Closed farinamhz closed 1 year ago
Hi @hosseinfani Please take a look at the results of word alignment.
You can see early results in this commit: link
Now, if this module is suitable, I will start to use modules of word alignment and back-translation for the data augmentation task and work on the aspect semantic comparing to see which of the augmented reviews will be helpful for us to be added to the dataset.
@farinamhz I had a look at both the translate and alignment modules. Looks good. Please proceed with the next step, which is semantic check, right?
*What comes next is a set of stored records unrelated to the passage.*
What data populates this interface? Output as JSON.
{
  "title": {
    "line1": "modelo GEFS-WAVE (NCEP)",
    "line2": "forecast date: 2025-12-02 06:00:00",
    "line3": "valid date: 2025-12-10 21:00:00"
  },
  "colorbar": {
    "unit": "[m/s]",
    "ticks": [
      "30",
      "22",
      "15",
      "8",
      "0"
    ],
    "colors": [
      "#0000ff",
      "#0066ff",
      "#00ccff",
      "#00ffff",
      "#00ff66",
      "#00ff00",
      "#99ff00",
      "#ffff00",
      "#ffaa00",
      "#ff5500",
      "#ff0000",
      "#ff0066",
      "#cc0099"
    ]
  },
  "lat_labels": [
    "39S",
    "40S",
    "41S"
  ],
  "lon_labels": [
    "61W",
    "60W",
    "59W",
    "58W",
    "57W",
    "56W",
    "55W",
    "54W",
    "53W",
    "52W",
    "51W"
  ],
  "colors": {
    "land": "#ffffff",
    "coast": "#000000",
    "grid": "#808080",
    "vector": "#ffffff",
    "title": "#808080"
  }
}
@hosseinfani Yes, all the related works are under this issue: https://github.com/fani-lab/LADy/issues/27
@farinamhz
thanks for the effort on this. I did some refactor and integrate your code into Review
class in review.py
:
https://github.com/fani-lab/LADy/blob/eeeb48b7eba4aaf6b5907415c8783637d72d8091/src/cmn/review.py#L83
Also, right after translation and backtranslation, I do the alignment on aos
:
https://github.com/fani-lab/LADy/blob/eeeb48b7eba4aaf6b5907415c8783637d72d8091/src/cmn/review.py#L66 https://github.com/fani-lab/LADy/blob/eeeb48b7eba4aaf6b5907415c8783637d72d8091/src/cmn/review.py#L70
Please check these lines and let me know your comments.
In this issue, we are going to provide a module that gets two datasets of the same length (each of them contains a list of texts) as the input and gives the alignments list (these alignments will be between every two texts) as the output.
Alignments of the output for the given two texts will be a list of tuples, and each tuple contains an index of a token in the first text and an index of a token in the second text that aligns with text 1.